Effects of khat use on response to antipsychotic medications in patients with newly diagnosed schizophrenia: a retrospective study

Background: Khat contains the amphetamine-like cathinone, and can trigger onset of schizophrenia and exacerbate pre-existing psychosis. However, it remains unknown whether the use of khat complicates the outcome of schizophrenia treatment.

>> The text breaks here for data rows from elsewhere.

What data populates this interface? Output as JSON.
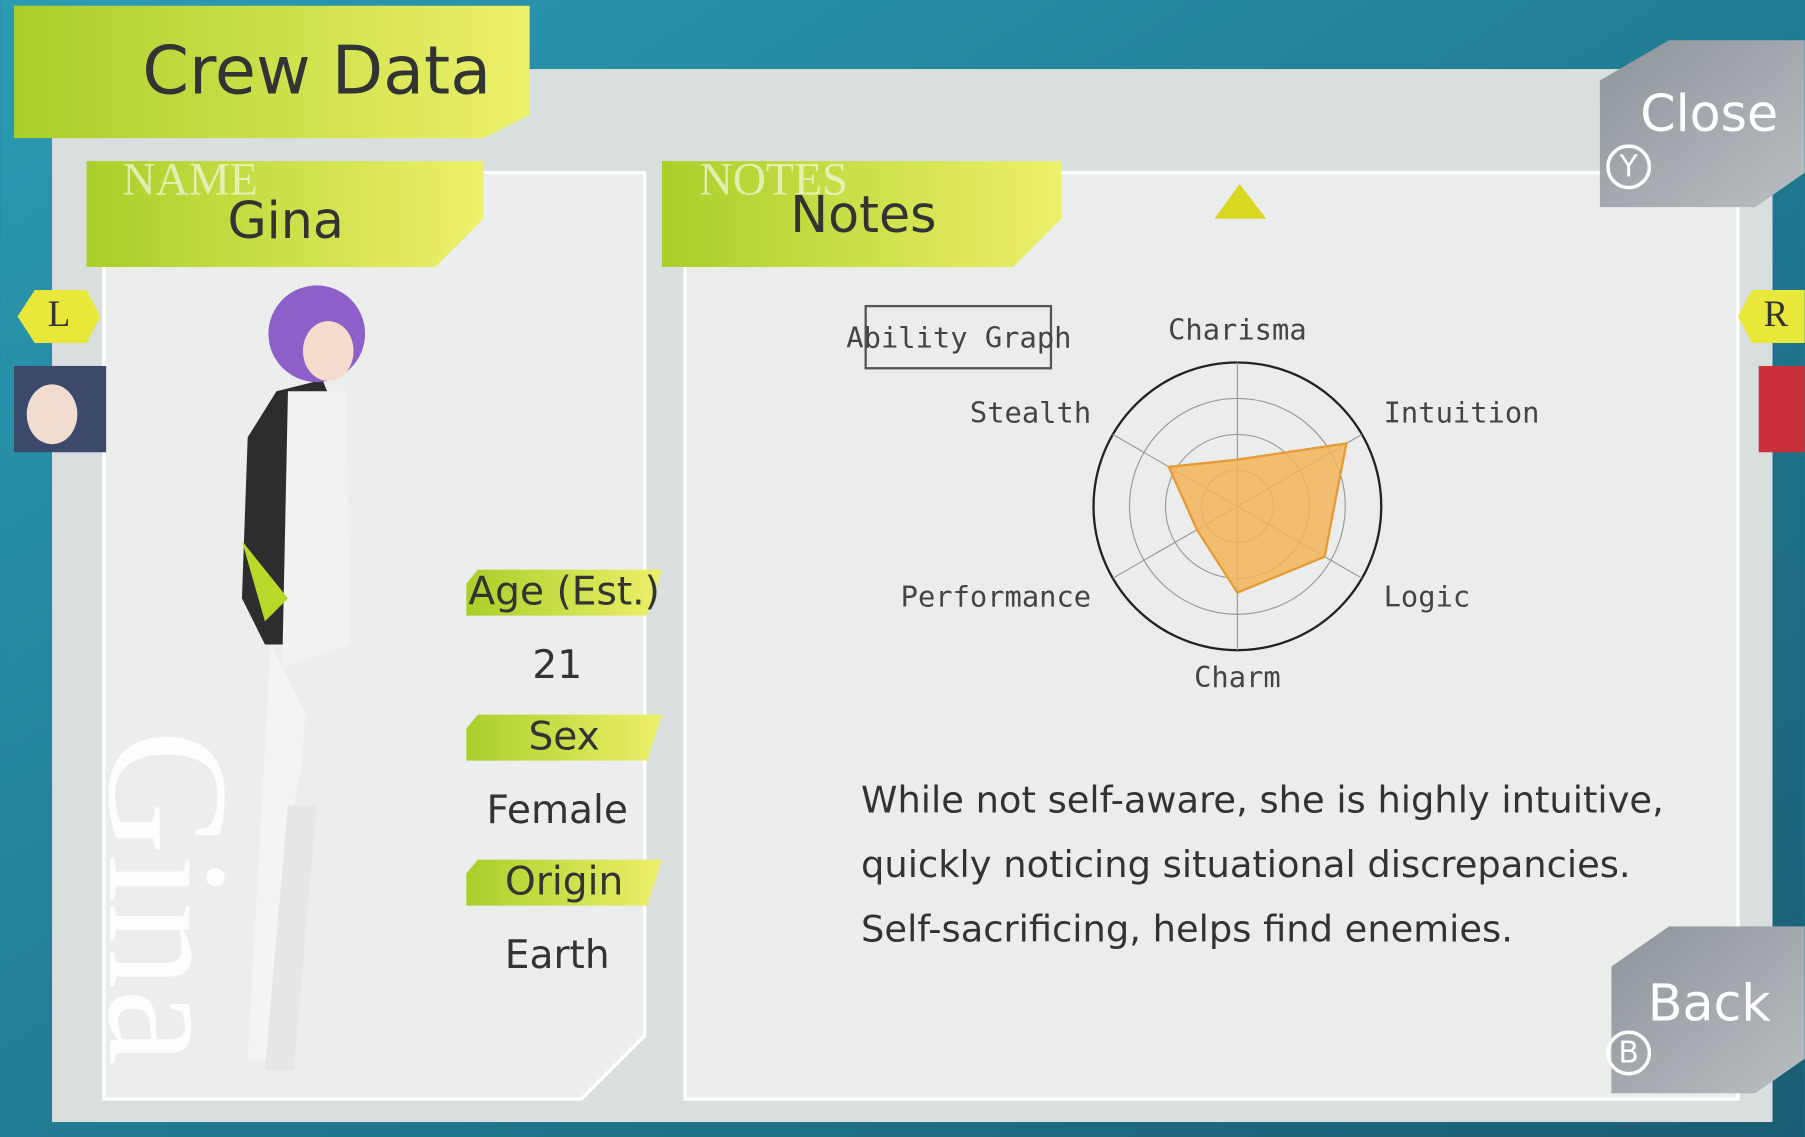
{
  "header": {
    "title": "Crew Data"
  },
  "buttons": {
    "close": {
      "label": "Close",
      "key": "Y"
    },
    "back": {
      "label": "Back",
      "key": "B"
    },
    "prev": "L",
    "next": "R"
  },
  "name_card": {
    "tag": "NAME",
    "name": "Gina",
    "watermark": "Gina",
    "fields": [
      {
        "label": "Age (Est.)",
        "value": "21"
      },
      {
        "label": "Sex",
        "value": "Female"
      },
      {
        "label": "Origin",
        "value": "Earth"
      }
    ]
  },
  "notes": {
    "tag": "NOTES",
    "title": "Notes",
    "lines": [
      "While not self-aware, she is highly intuitive,",
      "quickly noticing situational discrepancies.",
      "Self-sacrificing, helps find enemies."
    ]
  },
  "ability_graph": {
    "type": "radar",
    "title": "Ability Graph",
    "categories": [
      "Charisma",
      "Intuition",
      "Logic",
      "Charm",
      "Performance",
      "Stealth"
    ],
    "values": [
      1.3,
      3.5,
      2.8,
      2.4,
      1.3,
      2.2
    ],
    "color": "#f5b458",
    "rlim": [
      0,
      4
    ],
    "rticks": [
      1,
      2,
      3,
      4
    ]
  }
}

Aims: We tested the hypothesis that patients with schizophrenia who are using khat will fail to respond to standard antipsychotic treatment. Methods: We retrospectively studied a consecutive series of patients who presented to an adult psychiatric clinic in Al-Amal Psychiatric Hospital in Jazan, Saudi Arabia, between January 1, 2013 and December 31, 2016. Patients with newly diagnosed schizophrenia on antipsychotic monotherapy (n = 1007, 817 men) were included and categorized into khat and non-khat users. A khat chewing index was developed to further categorize low, mild, moderate and heavy khat users. Antipsychotic medications were reviewed to determine their potential and the cause of substitution in association with khat use. Results: There were 483 (48%) khat users. Olanzapine, haloperidol and aripiprazole were the most frequently used drugs (46.3%, 15.6% and 10%, respectively). The retention rate of the initial drug differed between the khat users and nonusers (53.8% and 78.4%, respectively). The proportion of moderate and heavy users (55% and 49%, respectively) who changed their initial drug was greater than that of low and mild users (35.6% and 44.7%, respectively). Lack of drug efficacy was the most appealing reason for switching the initial drug among moderate (51.7%) and heavy khat users (48.4%). Conclusions: Khat use hinders an individual’s response to initial antipsychotic drug treatment for schizophrenia. Further studies are warranted to investigate the treatment decisions for this group of patients.